At its core, the latest initiative would allow homeowners to refinance regardless of how far their home has fallen in value. It scraps the current ceiling of 125 percent of a loan’s current value. The FHFA also is extending the expiration date for HARP by 18 months, to Dec. 31, 2013 for loans originally sold to Fannie Mae and Freddie Mac.
The plan would also eliminate certain risk-based fees for borrowers who refinance into shorter-term mortgages and would lower fees for other borrowers, which have been a significant deterrent for many homeowners.
Tacitly acknowledging the politics of the housing crisis, President Obama announced the initiative, which can be implemented without legislative action, in Nevada, the foreclosure capital of the country. Some 60 percent of all homeowners there hold mortgages that total far more than the value of the underlying property. The median value of homes in Nevada plummeted by 46.4 percent between 2007 and 2010, from $286,391 to $153,364, and the state continues to lead the nation in foreclosures, with one in every 118 households receiving a foreclosure-related notice last month, according to RealtyTrac Inc. Across the country, approximately 10.9 million, or 22.5 percent, of all residential properties with a mortgage are underwater, according to CoreLogic, a California-based data aggregator.

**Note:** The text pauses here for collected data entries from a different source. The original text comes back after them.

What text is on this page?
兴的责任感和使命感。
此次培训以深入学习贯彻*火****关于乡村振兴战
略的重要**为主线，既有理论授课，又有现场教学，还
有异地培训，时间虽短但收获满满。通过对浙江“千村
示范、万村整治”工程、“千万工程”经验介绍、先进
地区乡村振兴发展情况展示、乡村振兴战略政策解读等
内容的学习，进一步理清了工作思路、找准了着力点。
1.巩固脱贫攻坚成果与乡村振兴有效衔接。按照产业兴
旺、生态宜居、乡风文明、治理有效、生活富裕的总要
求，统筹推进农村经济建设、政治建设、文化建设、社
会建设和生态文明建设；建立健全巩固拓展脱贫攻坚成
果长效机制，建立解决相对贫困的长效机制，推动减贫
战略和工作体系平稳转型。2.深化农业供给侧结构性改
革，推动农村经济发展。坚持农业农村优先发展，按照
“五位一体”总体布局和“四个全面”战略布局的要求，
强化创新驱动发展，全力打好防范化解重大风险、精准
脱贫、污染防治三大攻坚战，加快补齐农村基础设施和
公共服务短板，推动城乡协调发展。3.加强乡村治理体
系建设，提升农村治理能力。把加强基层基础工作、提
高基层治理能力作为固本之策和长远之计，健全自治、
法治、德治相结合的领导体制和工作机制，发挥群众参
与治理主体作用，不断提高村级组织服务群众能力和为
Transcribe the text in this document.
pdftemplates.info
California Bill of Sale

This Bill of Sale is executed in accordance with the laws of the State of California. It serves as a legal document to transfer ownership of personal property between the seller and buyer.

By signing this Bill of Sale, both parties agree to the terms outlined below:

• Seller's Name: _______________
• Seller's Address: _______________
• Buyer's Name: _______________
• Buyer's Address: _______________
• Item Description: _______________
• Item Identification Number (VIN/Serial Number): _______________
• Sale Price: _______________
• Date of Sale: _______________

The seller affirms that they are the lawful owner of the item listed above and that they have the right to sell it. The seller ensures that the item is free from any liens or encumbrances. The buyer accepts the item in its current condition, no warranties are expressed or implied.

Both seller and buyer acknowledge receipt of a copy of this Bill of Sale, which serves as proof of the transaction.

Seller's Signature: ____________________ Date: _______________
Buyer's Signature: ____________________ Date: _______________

Rep. Dennis Cardoza, D-Calif., an outspoken critic of the Administration’s housing policies, said the new plan is likely to underperform like previous proposals. “I have no confidence in their ability to get this right if they are going to act the same way they have to date,” Cardoza told The Fiscal Times. “To go to Las Vegas to raise hopes of those borrowers there that something significant is going to happen unless you have a robust proposal is really unfair in my mind. You’ve got to excise the cancer that caused problem before the patient can recover.” Cardoza has called for the resignation of Shaun Donovan, Secretary of the Department of Housing and Urban Development (HUD), in part because he says the HARP program is too complex. The housing crisis has crushed California’s Central Valley region, which Cardoza represents.
When he first took office, Obama pledged to boost the nation’s depressed housing market and assist as many as 9 million homeowners avoid losing their homes to foreclosures. Nearly three years later, the administration has fallen far short of that mark, and Obama has spent just $2.4 billion of the $50 billion he promised. Previous efforts have helped just 1.7 million people.
The Administration has been criticized for not acting sooner to modify the program as the housing market struggles to stabilize. But some housing experts say it wasn’t always obvious what steps to take. “A lot of these housing initiatives take us into more uncharted territory,” says Jared Bernstein, former chief economist and policy adviser to Vice President Joe Biden. “Self correcting as you go makes sense. I think it’s the right medicine for one of the aspects of the disease ailing the housing market.”
The Mortgage Bankers Association welcomed the Administration’s changes to HARP but warned homeowners that the changes won’t be implemented overnight. It could take several weeks for lenders to receive specific guidance and operational details to put the changes into practice.